In Search of that Rare Breed: A Conservative IntellectualPosted: August 21, 2012
I wrote about the Niall Ferguson article which was bombastic and wrong simultaneously. I didn’t even have to do any heavy lifting on it because the majority of well known economists and public policy wonks had already picked through all of his stuff and found it lacking per usual. Ferguson–like Brooks, Ryan and a shitload of nitwits–is a person that supposedly comes under the heading of “intellectual” and “conservative” these days. I don’t think those words conjoined mean what any one thinks they do. If there is such a thing as an “intellectual conservative”, it seems to have gone the way of the DoDo. However, John Cassidy at The New Yorker is on the hunt for one. I’m not sure he’ll actually find one because–quite frankly–being an intellectual takes openness, honesty, and the ability to think critically. None of these come in the conservative ‘toolbox’ . He pits the prowess of Krugman against the perpetually wrong Ferguson in this link. Ferguson loses as usual.
The cause of their latest spat: a characteristically overstated Newsweek cover story by Ferguson arguing that it’s time to replace Obama. (Headline: “Hit the Road Barack: Why We Need a New President.”) Krugman, who has been spending the last few weeks hiking through some pretty-looking hills, interrupted his vacation to accuse his old nemesis of misrepresenting the factsin claiming that Obamacare will add more than a trillion dollars to the deficit over the next ten years.
Nothing very surprising there, you might say. Ferguson, a prolific author whose “end is nigh” worldview makes him a popular speaker on the hedge-fund/Davos circuit, has been railing away at the Obama Administration since 2009, warning that its profligate spending policies were sending the U.S.A. the way of Greece. The equally indefatigable Krugman has been lecturing Ferguson for almost as long about his ignorance of elementary (Keynesian) economics and the bond market. (If people in the markets truly believed Ferguson’s analysis, the U.S. government would never be able to issue ten-year bonds with a yield of well under two per cent.)
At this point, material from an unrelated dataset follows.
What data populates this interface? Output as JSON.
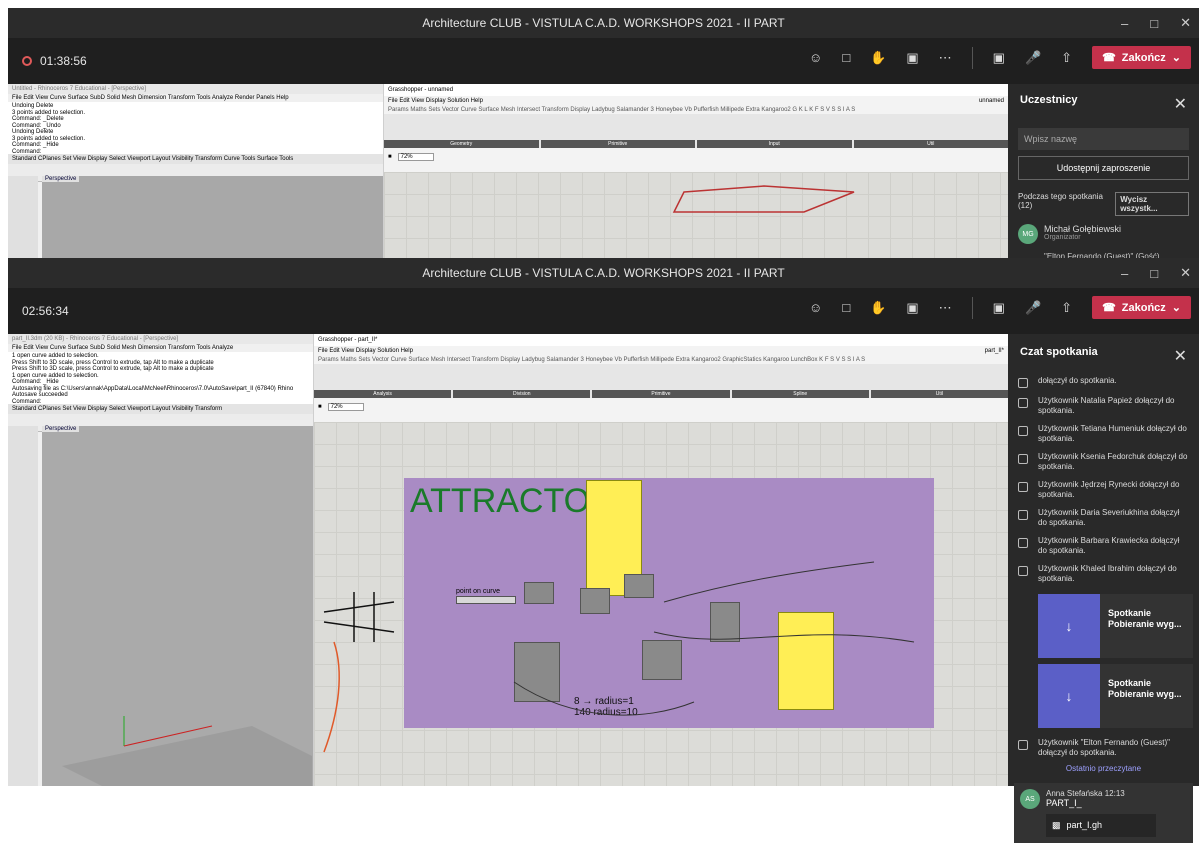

What is pretty remarkable about the latest dustup is the weakness of the arguments presented by Ferguson, a streetwise public intellectual who, according to his Web site, now holds positions at four different élite academic institutions. If called upon three months before an election to pen a provocative cover story in a national newsmagazine clamoring for the President to be chucked out, most writers would make every effort to avoid giving the other side easy opportunities to tear down their arguments. And yet, here comes Ferguson blatantly twisting a report from the Congressional Budget Office and presenting numerous other distortions and half-truths that anybody with access to Google could discredit in a few hours.
The conservative–and business–backlash against intellectualism exercised through curiosity, critical thinking,and honesty is definitely with us. It’s what the yammering pundits and masses crave. It’s also creating institutions full of folks that are complete flakes that get hired just to appease conservative ideologues who want their doctrine pushed no matter what the “truthiness” of it. Intellectualism demands that you seek out the truth and adapt it once you find it. Conservativism demand that you ignore the truth and push the dogma no matter how many times it’s been proven wrong. Let me ask you a question. How on earth did any one decide Paul Ryan was brainy? I’ve never seen any indication of it at all. Since when has blind obedience to disproved dogma become emblematic of smarts? The only thing that gets trotted out on TV these days that can parse a sentence are the trio of Bill Kristol, George Will, and Charles Krauthammer. Neither of them holds a candle to Stiglitz, Krugman, or even Bill Clinton. Yet, if one needs pithy comment, one turns Kristol, Will, Krauthmer and prozac and scotch.
I’ve decided Cassidy’s search is fruitless now that I’ve read the last paragraph.
Reaganism/Thatcherism, for all its faults, was a genuine intellectual movement, or counter-movement. These days, the right seems unable to rise above rabble-rousing. The end of the Cold War robbed it of an external enemy. The tensions between its social and economic wings robbed it of any internal cohesion. The financial crisis and Great Recession robbed it of a creed—laissez faire. It’s still got plenty of willing foot soldiers, and a lot of big money behind it, but where is the fresh thinking and intellectual direction? All that’s left is anti-government posturing, waving the flag, and Obama-bashing. And even in pursuing this limited agenda, it often gets its facts wrong.
What he appears to recognize as the last throes of conservative intellectual movements is actually the beginning of the new group of conservative hacks. Maybe he believes in fairies too. Clap you hands!!!